Housebuilder posts strong half-year results, partly thanks to sale of share in Imperial College London scheme
Housebuilder Berkeley has pulled further ahead of its competitors after posting strong half-year results for the six months ending 31 October 2011.
The group’s pre-tax profit was up more than two thirds to £101m over the period, and turnover increased 20% to £405m.
What they’re unrolling now is their order book from 18 months, two years ago
Kevin Cammack, Cenkos
Commenting in the group’s interim statement, managing director Rob Perrins said he was confident that Berkeley “remains well placed to deliver its target to double its earnings, when compared with the financial year ended 30 April 2010, by 30 April 2013.”
The group’s earnings in the first half of 2011 benefited from the sale of Berkeley’s 51% share in a post-graduate accommodation scheme for Imperial College London, which created an exceptional profit of £30.7m. Berkeley also surprised analysts by unveiling Olympic Delivery Agency chair John Armitt as the group’s new deputy chair, and the results and management comments caused analysts to upgrade earnings forecasts.

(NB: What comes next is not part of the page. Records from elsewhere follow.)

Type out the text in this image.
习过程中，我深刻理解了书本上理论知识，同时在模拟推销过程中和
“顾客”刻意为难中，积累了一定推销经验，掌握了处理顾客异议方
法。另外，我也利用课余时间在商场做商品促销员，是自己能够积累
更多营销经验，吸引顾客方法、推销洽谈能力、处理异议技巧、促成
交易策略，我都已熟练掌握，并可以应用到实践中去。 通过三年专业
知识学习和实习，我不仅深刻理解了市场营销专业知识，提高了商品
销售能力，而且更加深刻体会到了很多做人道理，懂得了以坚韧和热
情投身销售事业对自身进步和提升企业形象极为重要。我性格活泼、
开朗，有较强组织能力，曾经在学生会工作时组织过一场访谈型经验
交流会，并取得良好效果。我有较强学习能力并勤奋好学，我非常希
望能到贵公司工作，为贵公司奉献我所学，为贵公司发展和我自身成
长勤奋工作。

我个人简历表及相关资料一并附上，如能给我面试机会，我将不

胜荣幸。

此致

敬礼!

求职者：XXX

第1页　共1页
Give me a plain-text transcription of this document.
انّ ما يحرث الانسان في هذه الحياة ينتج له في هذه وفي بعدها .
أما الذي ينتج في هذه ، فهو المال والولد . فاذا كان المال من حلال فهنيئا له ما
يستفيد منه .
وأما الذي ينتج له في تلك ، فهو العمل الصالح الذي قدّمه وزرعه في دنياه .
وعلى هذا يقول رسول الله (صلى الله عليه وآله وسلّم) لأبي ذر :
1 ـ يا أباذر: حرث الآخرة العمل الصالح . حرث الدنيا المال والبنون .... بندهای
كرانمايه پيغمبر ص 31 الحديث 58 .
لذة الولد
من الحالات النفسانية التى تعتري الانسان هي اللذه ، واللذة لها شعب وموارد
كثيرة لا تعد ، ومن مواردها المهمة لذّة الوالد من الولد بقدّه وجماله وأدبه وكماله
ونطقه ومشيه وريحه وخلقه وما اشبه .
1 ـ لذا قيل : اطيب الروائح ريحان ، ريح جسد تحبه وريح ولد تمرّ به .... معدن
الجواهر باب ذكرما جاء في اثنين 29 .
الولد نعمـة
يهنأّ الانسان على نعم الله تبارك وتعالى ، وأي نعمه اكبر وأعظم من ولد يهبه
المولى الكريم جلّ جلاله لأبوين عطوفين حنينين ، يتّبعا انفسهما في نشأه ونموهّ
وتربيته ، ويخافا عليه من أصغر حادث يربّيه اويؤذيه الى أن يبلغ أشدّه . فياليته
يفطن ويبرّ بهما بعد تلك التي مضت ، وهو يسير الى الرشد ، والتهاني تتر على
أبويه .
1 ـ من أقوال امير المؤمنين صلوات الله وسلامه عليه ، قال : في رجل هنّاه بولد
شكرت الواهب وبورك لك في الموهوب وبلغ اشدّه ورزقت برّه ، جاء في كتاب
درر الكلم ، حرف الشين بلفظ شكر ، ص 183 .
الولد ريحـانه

Cenkos analyst Kevin Cammack said the firm had reaped the benefits of consistent foreign investment. “What they’re unrolling now is their forward sales and order book from 18 months, two years ago,” he said. “They’re doing the higher rise stuff, and 40% is being sold to overseas investments. I think it’s circa half of their profit [from house sales] that are bought for cash.”
Robin Hardy, housing sector analyst at broker Peel Hunt, said the firm’s long-term focus and land bank - presently 26,404 plots - were the keys to its success. “The danger is that one writes off what the company has achieved by saying it’s all to do with the fact that it’s in London. That simply isn’t the case,” he said.
“It’s about how long it takes to do things. It thinks nothing of buying a site and not getting any sales from that site for many years because it’s worked hard during that period to get a far better planning consent or likely outcome. Wherever that company was operating, with the kind of operating structure it has, it would do very well.”